On Thu, May 12, 2022 at 12:51 PM Jon Kohler <jon@xxxxxxxxxxx> wrote:
>
>
>
> > On May 12, 2022, at 3:35 PM, Sean Christopherson <seanjc@xxxxxxxxxx> wrote:
> >
> > On Thu, May 12, 2022, Sean Christopherson wrote:
> >> On Thu, May 12, 2022, Jon Kohler wrote:
> >>> Remove IBPB that is done on KVM vCPU load, as the guest-to-guest
> >>> attack surface is already covered by switch_mm_irqs_off() ->
> >>> cond_mitigation().
> >>>
> >>> The original commit 15d45071523d ("KVM/x86: Add IBPB support") was simply
> >>> wrong in its guest-to-guest design intention. There are three scenarios
> >>> at play here:
> >>
> >> Jim pointed offline that there's a case we didn't consider.  When switching between
> >> vCPUs in the same VM, an IBPB may be warranted as the tasks in the VM may be in
> >> different security domains.  E.g. the guest will not get a notification that vCPU0 is
> >> being swapped out for vCPU1 on a single pCPU.
> >>
> >> So, sadly, after all that, I think the IBPB needs to stay.  But the documentation
> >> most definitely needs to be updated.
> >>
> >> A per-VM capability to skip the IBPB may be warranted, e.g. for container-like
> >> use cases where a single VM is running a single workload.
> >
> > Ah, actually, the IBPB can be skipped if the vCPUs have different mm_structs,
> > because then the IBPB is fully redundant with respect to any IBPB performed by
> > switch_mm_irqs_off().  Hrm, though it might need a KVM or per-VM knob, e.g. just
> > because the VMM doesn't want IBPB doesn't mean the guest doesn't want IBPB.
> >
> > That would also sidestep the largely theoretical question of whether vCPUs from
> > different VMs but the same address space are in the same security domain.  It doesn't
> > matter, because even if they are in the same domain, KVM still needs to do IBPB.
>
> So should we go back to the earlier approach where we have it be only
> IBPB on always_ibpb?
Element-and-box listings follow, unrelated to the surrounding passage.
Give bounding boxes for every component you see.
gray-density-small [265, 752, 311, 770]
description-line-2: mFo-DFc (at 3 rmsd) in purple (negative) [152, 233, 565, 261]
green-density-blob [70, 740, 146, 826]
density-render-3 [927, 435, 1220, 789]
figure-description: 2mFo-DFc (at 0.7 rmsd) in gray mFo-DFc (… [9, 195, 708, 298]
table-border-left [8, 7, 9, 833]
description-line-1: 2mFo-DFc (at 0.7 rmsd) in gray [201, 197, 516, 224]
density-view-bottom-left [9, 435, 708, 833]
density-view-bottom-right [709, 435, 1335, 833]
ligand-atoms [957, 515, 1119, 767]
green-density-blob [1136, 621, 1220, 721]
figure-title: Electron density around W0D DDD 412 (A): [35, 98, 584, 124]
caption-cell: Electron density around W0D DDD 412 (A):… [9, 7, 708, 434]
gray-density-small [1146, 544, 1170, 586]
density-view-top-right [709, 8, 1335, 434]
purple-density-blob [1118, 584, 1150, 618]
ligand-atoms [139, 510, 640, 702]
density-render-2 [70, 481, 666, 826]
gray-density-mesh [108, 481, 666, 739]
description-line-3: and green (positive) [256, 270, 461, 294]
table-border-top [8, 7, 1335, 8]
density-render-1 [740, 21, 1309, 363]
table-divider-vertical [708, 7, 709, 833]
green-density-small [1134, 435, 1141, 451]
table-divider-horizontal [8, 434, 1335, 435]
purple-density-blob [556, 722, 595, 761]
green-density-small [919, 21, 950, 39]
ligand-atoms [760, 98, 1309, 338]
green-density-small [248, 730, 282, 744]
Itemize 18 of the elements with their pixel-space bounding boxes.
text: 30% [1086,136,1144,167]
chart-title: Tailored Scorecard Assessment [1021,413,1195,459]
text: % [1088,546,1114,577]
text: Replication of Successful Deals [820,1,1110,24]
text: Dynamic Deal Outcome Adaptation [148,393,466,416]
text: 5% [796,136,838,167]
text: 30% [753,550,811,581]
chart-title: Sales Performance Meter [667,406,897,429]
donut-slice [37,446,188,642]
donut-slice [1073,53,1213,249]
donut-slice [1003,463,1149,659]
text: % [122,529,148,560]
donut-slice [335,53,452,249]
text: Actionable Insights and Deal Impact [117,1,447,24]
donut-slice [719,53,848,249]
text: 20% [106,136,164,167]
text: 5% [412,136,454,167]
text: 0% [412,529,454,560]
Or what?
>
> At minimum, we need to fix the unilateral-ness of all of this :) since we’re
> IBPB’ing even when the user did not explicitly tell us to.
>
> That said, since I just re-read the documentation today, it does specifically
> suggest that if the guest wants to protect *itself* it should turn on IBPB or
> STIBP (or other mitigations galore), so I think we end up having to think
> about what our “contract” is with users who host their workloads on
> KVM - are they expecting us to protect them in any/all cases?
>
> Said another way, the internal guest areas of concern aren’t something
> the kernel would always be able to A) identify far in advance and B)
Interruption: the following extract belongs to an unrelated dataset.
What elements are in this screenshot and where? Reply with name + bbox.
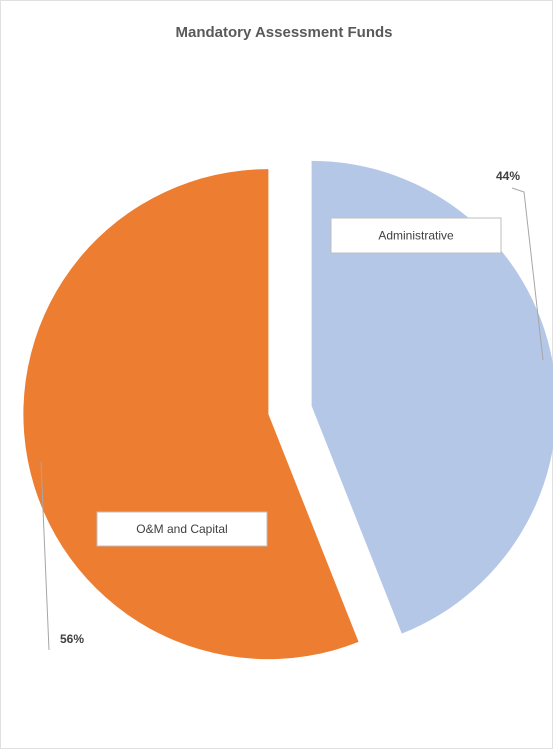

> always solve on the users behalf. There is an argument to be made
> that the guest needs to deal with its own house, yea?

To the extent that the guest has control over its own house, yes.

Say the guest obviates the need for internal IBPB by statically
partitioning virtual cores into different security domains. If the
hypervisor breaks core isolation on the physical platform, it is
responsible for providing the necessary mitigations.